Artikel 105 van de Grondwet schrijft voor dat de begroting bij wet – niet bij rijkswet – moet worden vastgesteld. De belangrijke positie van het parlement hierbij is vastgelegd door begrotingen onderdeel te maken van de wetgevingscyclus. In die cyclus is de positie van het parlement als medewetgever grondwettelijk verankerd. De Kamers keuren begrotingswetten goed; de Tweede Kamer heeft het recht van amendement op begrotingswetten. Met het goedkeuren van een begrotingswet wordt de regering geautoriseerd om de in de begroting opgenomen uitgaven te verrichten. Dit vormt de kern van het zogenoemde budgetrecht.
In dit verband wijst de Afdeling erop dat door het voorliggende voorstel vorm te geven als voorstel van rijkswet, de landen Aruba, Curaçao en Sint Maarten invloed krijgen op de Nederlandse begrotingswetgeving. Zij zijn immers formeel betrokken bij de totstandkoming van rijkswetten en de wijziging daarvan.

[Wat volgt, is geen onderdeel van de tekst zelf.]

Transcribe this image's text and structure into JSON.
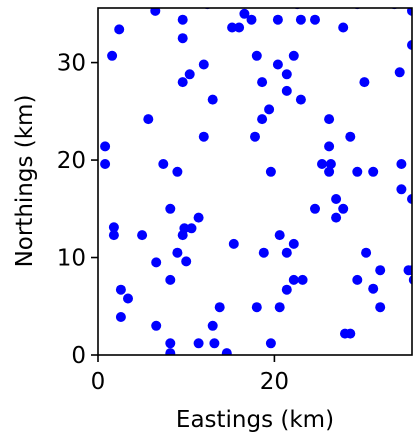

Doordat een rijkswet niet bij gewone wet kan worden gewijzigd, kan het Nederlandse parlement zijn budgetrecht niet effectueren. Als zodanig vormt dit, in tegenstelling tot hetgeen de toelichting stelt, een inbreuk op het grondwettelijk verankerde budgetrecht van het Nederlandse parlement.
De Afdeling adviseert om het voorstel in ieder geval niet de vorm te geven van een voorstel van rijkswet.